Advertisers that met with Turner, Fox and Viacom on Friday said the competitors' new collaborative offering seems like a real step toward buying targeted audiences on TV in a big way.

That could be a big deal as traditional TV audiences continue to fall way, making it harder for the country's biggest marketers to reach large crowds of consumers all at once. Networks have responded by pitching advertisers on data-driven buys that theoretically make TV advertising more efficient. But assembling targets of, say, households with a car lease soon to expire, has been hard to do in big numbers when advertisers had to buy from one company at a time.

Turner, Fox and Viacom's new OpenAP product is designed to fix that by letting marketers buy identical targets across the companies' portfolios, which span networks including TNT, TBS, Fox, FX, Nickelodeon and Comedy Central.

"All in all we continue to be very encouraged that competitive entities are working collaboratively for the good of the industry," said David Cohen, president-North America, Magna. "While there are still some unanswered questions, I do believe when all is said and done we will have an easier, more consistent way to buy custom audiences -- and that's a win for marketers and agencies."

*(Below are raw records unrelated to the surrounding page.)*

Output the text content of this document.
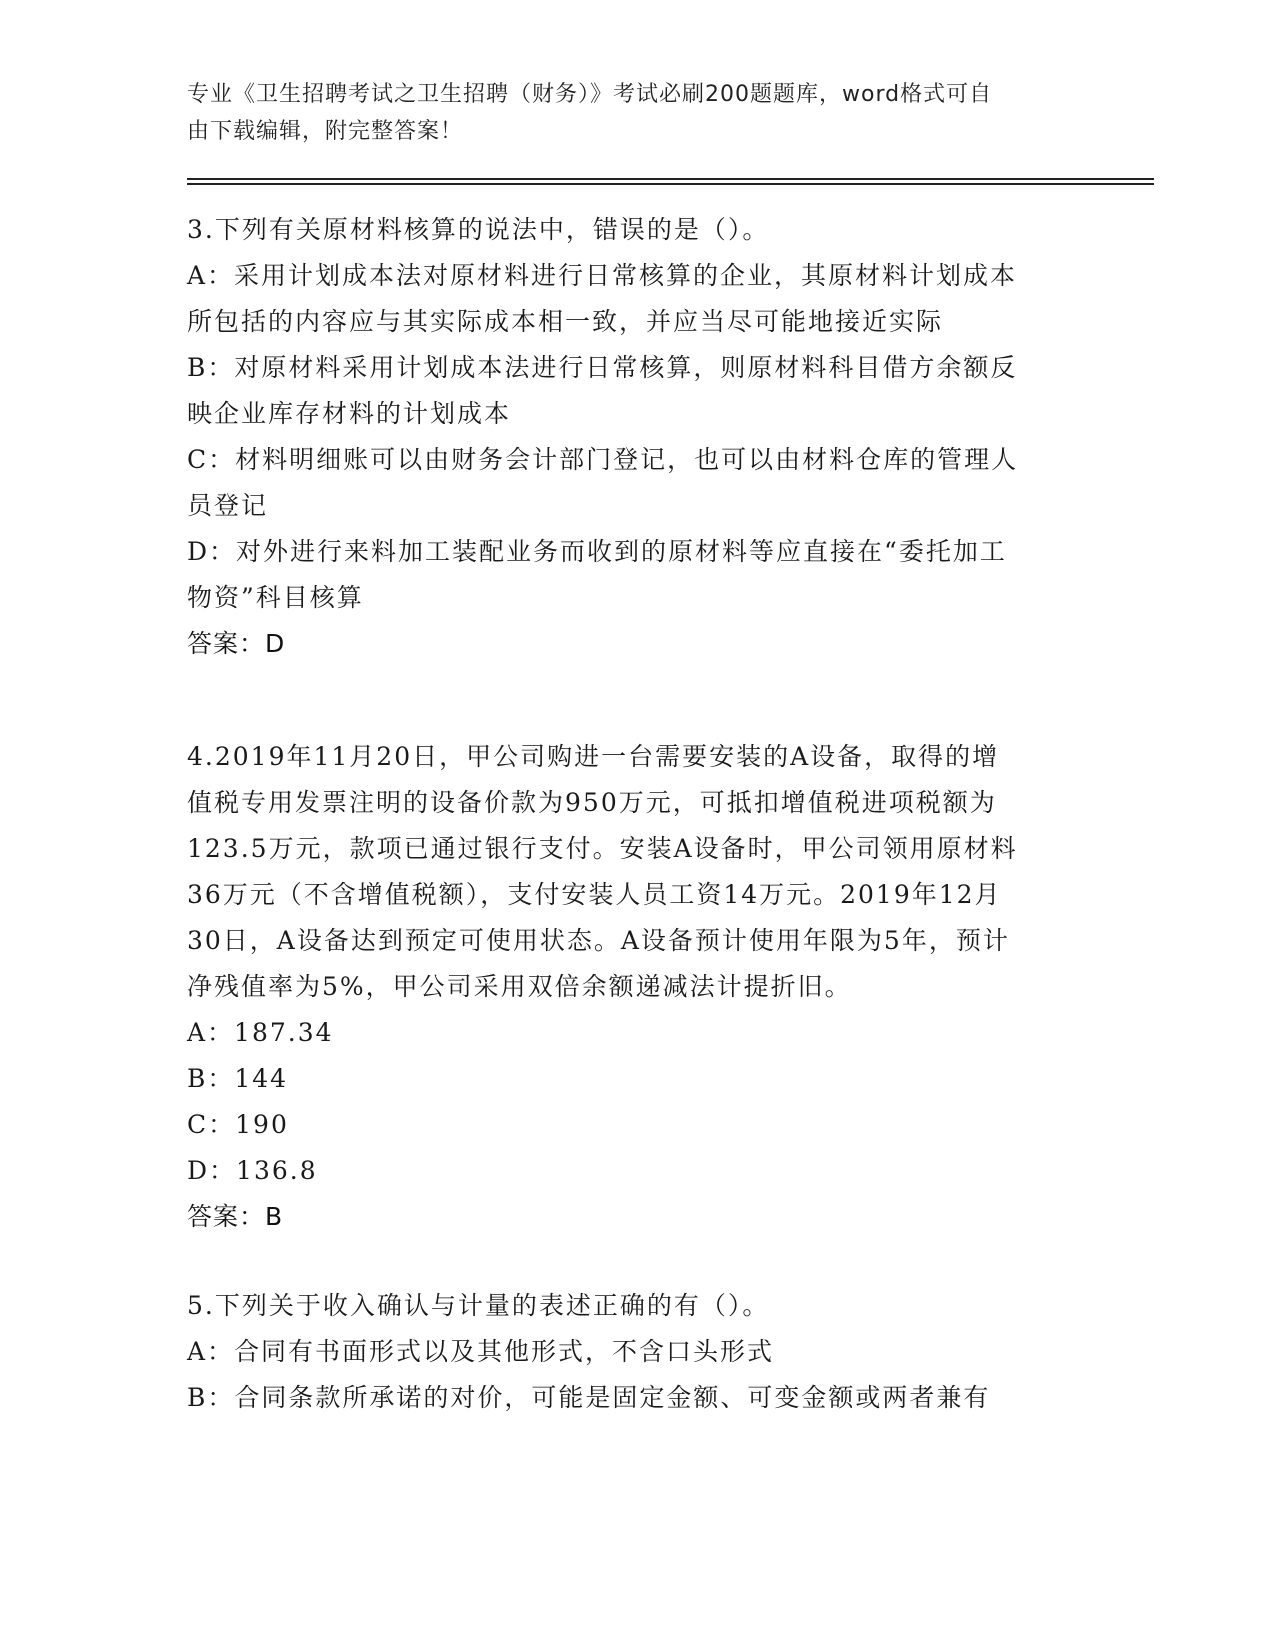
专业《卫生招聘考试之卫生招聘（财务）》考试必刷200题题库，word格式可自
由下载编辑，附完整答案！
3.下列有关原材料核算的说法中，错误的是（）。
A：采用计划成本法对原材料进行日常核算的企业，其原材料计划成本
所包括的内容应与其实际成本相一致，并应当尽可能地接近实际
B：对原材料采用计划成本法进行日常核算，则原材料科目借方余额反
映企业库存材料的计划成本
C：材料明细账可以由财务会计部门登记，也可以由材料仓库的管理人
员登记
D：对外进行来料加工装配业务而收到的原材料等应直接在“委托加工
物资”科目核算
答案：D
4.2019年11月20日，甲公司购进一台需要安装的A设备，取得的增
值税专用发票注明的设备价款为950万元，可抵扣增值税进项税额为
123.5万元，款项已通过银行支付。安装A设备时，甲公司领用原材料
36万元（不含增值税额），支付安装人员工资14万元。2019年12月
30日，A设备达到预定可使用状态。A设备预计使用年限为5年，预计
净残值率为5%，甲公司采用双倍余额递减法计提折旧。
A：187.34
B：144
C：190
D：136.8
答案：B
5.下列关于收入确认与计量的表述正确的有（）。
A：合同有书面形式以及其他形式，不含口头形式
B：合同条款所承诺的对价，可能是固定金额、可变金额或两者兼有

Buying specific audiences outside of Nielsen's traditional age and sex demographics has been not only laborious but complicated, inconsistent and lacking any third-party aduting.

Donna Speciale, president-ad sales, Turner, told a room of agencies, marketers and press on Friday that OpenAP is meant to solve those problems.

OpenAP will let marketers create consistent audience targets that can be used for all TV nework groups participating in OpenAP. Agencies and advertisers that have already spent time and money defining audiences can use them in OpenAP.

The product also helps clear up audience forecasting, the arduous process of defining targets and figuring out segments to go after. "It would take months to figure out the segment and only then you would realize the network could only reach 50 people in that segment," said Mike Law, director-national activation, Dentsu Aegis.

"This will give us a better sense of the scale," he added.

Once campaigns run, agencies and clients can see how many impressions in the target they reached. And campaigns will be measured by an outside party, even if it is employed by the networks: The consortium has tapped Accenture to build the platform and serve as an auditor.

The truth is, timing for OpenAP couldn't be better, as advertisers are increasingly worried about making sure their messages run within trustworthy content. Ms. Speciale emphasized that OpenAP allows marketers to buy ad inventory in the more-targeted fashion that resembles digital, but with trusted brands, premium content and the safe environment of traditional media.

"We have to hit upon it, trust," said Sean Moran, head of ad sales, Viacom. "It seems like it has become a new topic, but it's the foundation from which we are built on."

While the first step is using OpenAP for live, linear TV, Joe Marchese, president-advanced ad products, Fox Networks Group, said the network groups are looking to eventually expand it into video-on-demand and digital.

The basics of OpenAP:

  • OpenAP will let clients create consistent audience targets that can be used for all participating TV network groups. Agencies and advertisers that have already made investments in defining audiences can use those audience targets.
  • It is not a buying platform. Advertisers won't be able to purchase inventory through OpenAP. Deals will be negotiated individually between agencies and clients and publishers as they do today.
  • OpenAP will be accessible via a website where agencies and clients can login.
  • Accenture has been tapped to build the platform and serve as auditor.
  • The platform is data agnostic, meaning it will support the data sets that advertisers and agencies create.
  • Data from both Nielsen and ComScore will be integrated into the platform at the start.
  • Data will be secure, according to OpenAP's founders. The system will require advertisers' permission before TV networks can see their targets. None of the network groups will see buyers' first-party data.
  • Post-campaign reports will show all impressions delivered and reach from all participating publishers.